Wuwei
Wuwei is turning desert control into industry: 1.43 million residents, a 500MW photovoltaic-sand-control base, 270,000 tons of coal savings, and 1,333 hectares stabilized each year.
Wuwei's newest export is not a product but a stabilized landscape. On the eastern edge of the Hexi Corridor, the city is turning desert control into an economic line of business, pairing solar generation, sand barriers, and water-saving land use because survival here has always depended on engineering the boundary between oasis and dune.
The official story starts with history. Wuwei, ancient Liangzhou, sits 1,542 metres above sea level in Gansu and has about 1.43 million residents. It is introduced through the Silk Road, Han-era frontier history, and wine from the dry northwest. Those things matter. The Wikipedia gap is that modern Wuwei is valuable because it treats ecological defense as infrastructure, not scenery. If the sand advances in places like Minqin, the cost is not abstract. Farms shrink, roads become harder to maintain, and the city loses the ecological buffer that makes settlement possible in the first place.
That pressure has produced a very modern response.
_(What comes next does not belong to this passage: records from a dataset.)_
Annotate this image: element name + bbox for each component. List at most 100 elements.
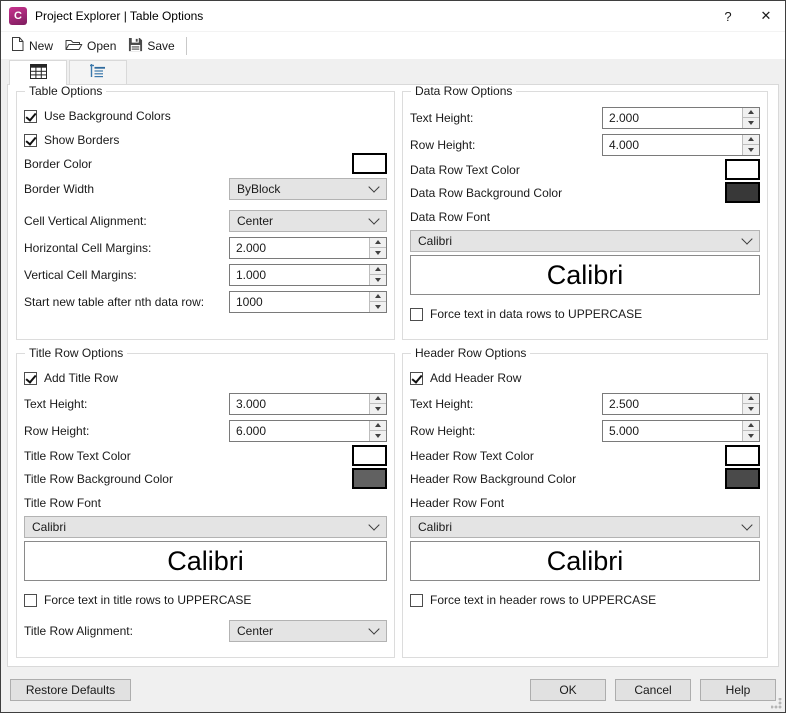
new-button[interactable]: New [5, 33, 60, 59]
group-title: Title Row Options [25, 346, 128, 360]
vertical-cell-margins-spinner[interactable]: 1.000 [229, 263, 387, 286]
header-row-font-label: Header Row Font [410, 496, 505, 510]
help-button[interactable]: Help [700, 678, 776, 701]
header-row-background-color-label: Header Row Background Color [410, 471, 577, 486]
spin-up-button[interactable] [743, 107, 759, 118]
spin-up-button[interactable] [370, 291, 386, 302]
data-row-background-color-swatch[interactable] [725, 182, 760, 203]
text-height-label: Text Height: [410, 110, 474, 125]
spin-down-button[interactable] [370, 404, 386, 414]
spin-up-button[interactable] [743, 393, 759, 404]
dropdown-value: Calibri [32, 520, 67, 534]
open-button[interactable]: Open [60, 33, 123, 59]
checkbox-box [410, 307, 423, 321]
cell-vertical-alignment-row: Cell Vertical Alignment: Center [24, 207, 387, 234]
border-width-dropdown[interactable]: ByBlock [229, 177, 387, 200]
spin-down-button[interactable] [370, 302, 386, 312]
group-title: Data Row Options [411, 85, 517, 98]
spin-up-button[interactable] [370, 420, 386, 431]
spin-up-button[interactable] [370, 264, 386, 275]
spinner-value: 6.000 [236, 423, 267, 438]
add-header-row-checkbox[interactable]: Add Header Row [410, 366, 760, 390]
open-folder-icon [65, 37, 83, 55]
help-icon: ? [724, 8, 732, 24]
header-row-background-color-row: Header Row Background Color [410, 467, 760, 490]
outline-list-icon [90, 63, 106, 82]
tab-style-list[interactable] [69, 60, 127, 84]
restore-defaults-button[interactable]: Restore Defaults [10, 678, 131, 701]
add-title-row-checkbox[interactable]: Add Title Row [24, 366, 387, 390]
title-row-background-color-swatch[interactable] [352, 468, 387, 489]
row-height-label: Row Height: [410, 137, 476, 152]
header-row-background-color-swatch[interactable] [725, 468, 760, 489]
checkbox-box [24, 371, 37, 385]
close-button[interactable]: ✕ [747, 1, 785, 31]
header-text-height-spinner[interactable]: 2.500 [602, 392, 760, 415]
checkbox-box [410, 593, 423, 607]
window-title: Project Explorer | Table Options [35, 9, 204, 23]
spin-down-button[interactable] [370, 248, 386, 258]
spin-down-button[interactable] [743, 145, 759, 155]
data-row-font-preview: Calibri [410, 255, 760, 295]
use-background-colors-checkbox[interactable]: Use Background Colors [24, 104, 387, 128]
show-borders-checkbox[interactable]: Show Borders [24, 128, 387, 152]
spin-down-button[interactable] [743, 118, 759, 128]
data-row-font-dropdown[interactable]: Calibri [410, 230, 760, 252]
border-color-swatch[interactable] [352, 153, 387, 174]
border-width-row: Border Width ByBlock [24, 175, 387, 202]
group-title: Table Options [25, 85, 107, 98]
checkbox-label: Force text in header rows to UPPERCASE [430, 593, 657, 607]
title-row-height-spinner[interactable]: 6.000 [229, 419, 387, 442]
title-bar: C Project Explorer | Table Options ? ✕ [1, 1, 785, 31]
spin-down-button[interactable] [743, 404, 759, 414]
spinner-value: 2.000 [236, 240, 267, 255]
spin-up-button[interactable] [370, 393, 386, 404]
header-rows-uppercase-checkbox[interactable]: Force text in header rows to UPPERCASE [410, 588, 760, 612]
header-row-text-color-label: Header Row Text Color [410, 448, 534, 463]
dropdown-value: Calibri [418, 234, 453, 248]
title-row-alignment-dropdown[interactable]: Center [229, 619, 387, 642]
spin-up-button[interactable] [370, 237, 386, 248]
start-new-table-label: Start new table after nth data row: [24, 294, 205, 309]
group-title: Header Row Options [411, 346, 531, 360]
spin-down-button[interactable] [370, 431, 386, 441]
vertical-cell-margins-label: Vertical Cell Margins: [24, 267, 137, 282]
title-rows-uppercase-checkbox[interactable]: Force text in title rows to UPPERCASE [24, 588, 387, 612]
header-row-height-spinner[interactable]: 5.000 [602, 419, 760, 442]
tab-table-options[interactable] [9, 60, 67, 85]
title-row-font-dropdown[interactable]: Calibri [24, 516, 387, 538]
data-row-text-color-swatch[interactable] [725, 159, 760, 180]
spin-up-button[interactable] [743, 134, 759, 145]
text-height-label: Text Height: [410, 396, 474, 411]
start-new-table-row: Start new table after nth data row: 1000 [24, 288, 387, 315]
spin-down-button[interactable] [743, 431, 759, 441]
chevron-down-icon [368, 180, 380, 193]
header-row-font-dropdown[interactable]: Calibri [410, 516, 760, 538]
start-new-table-spinner[interactable]: 1000 [229, 290, 387, 313]
resize-grip[interactable] [771, 698, 782, 709]
dropdown-value: Calibri [418, 520, 453, 534]
cancel-button[interactable]: Cancel [615, 678, 691, 701]
save-button[interactable]: Save [123, 33, 181, 59]
title-row-text-color-swatch[interactable] [352, 445, 387, 466]
cell-vertical-alignment-dropdown[interactable]: Center [229, 209, 387, 232]
spin-up-button[interactable] [743, 420, 759, 431]
data-rows-uppercase-checkbox[interactable]: Force text in data rows to UPPERCASE [410, 302, 760, 326]
spin-down-button[interactable] [370, 275, 386, 285]
data-text-height-spinner[interactable]: 2.000 [602, 106, 760, 129]
data-row-background-color-label: Data Row Background Color [410, 185, 563, 200]
border-color-row: Border Color [24, 152, 387, 175]
data-row-text-color-row: Data Row Text Color [410, 158, 760, 181]
ok-button[interactable]: OK [530, 678, 606, 701]
data-row-height-spinner[interactable]: 4.000 [602, 133, 760, 156]
data-row-text-color-label: Data Row Text Color [410, 162, 520, 177]
title-text-height-spinner[interactable]: 3.000 [229, 392, 387, 415]
header-row-text-color-swatch[interactable] [725, 445, 760, 466]
chevron-down-icon [368, 622, 380, 635]
horizontal-cell-margins-spinner[interactable]: 2.000 [229, 236, 387, 259]
horizontal-cell-margins-label: Horizontal Cell Margins: [24, 240, 152, 255]
spinner-value: 5.000 [609, 423, 640, 438]
horizontal-cell-margins-row: Horizontal Cell Margins: 2.000 [24, 234, 387, 261]
help-caption-button[interactable]: ? [709, 1, 747, 31]
checkbox-box [24, 133, 37, 147]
The city's 500,000-kilowatt photovoltaic desert-control demonstration project is designed to do two jobs at once: generate power and help hold the landscape in place. Local officials say it saves about 270,000 tons of standard coal each year, cuts carbon dioxide emissions by roughly 710,000 tons, and helps treat more than 1,333 hectares of desert annually. In 2024, Wuwei also mobilised 6,817 officials from 118 work units for spring sand-control campaigns in Minqin. This is not ceremonial greening. It is a city spending labour, land, and capital to keep one ecological state from flipping into another.
That is the language of alternative stable states, ecosystem engineering, and resource allocation. Wuwei sits at a hard environmental threshold, so its growth model depends on reshaping the substrate rather than merely occupying it. The biological parallel is an earthworm. Earthworms make marginal ground more usable by reworking the material beneath them, changing moisture, structure, and fertility in the process. Wuwei is doing that at city scale. It survives by treating the ground itself as something that must be continuously rebuilt.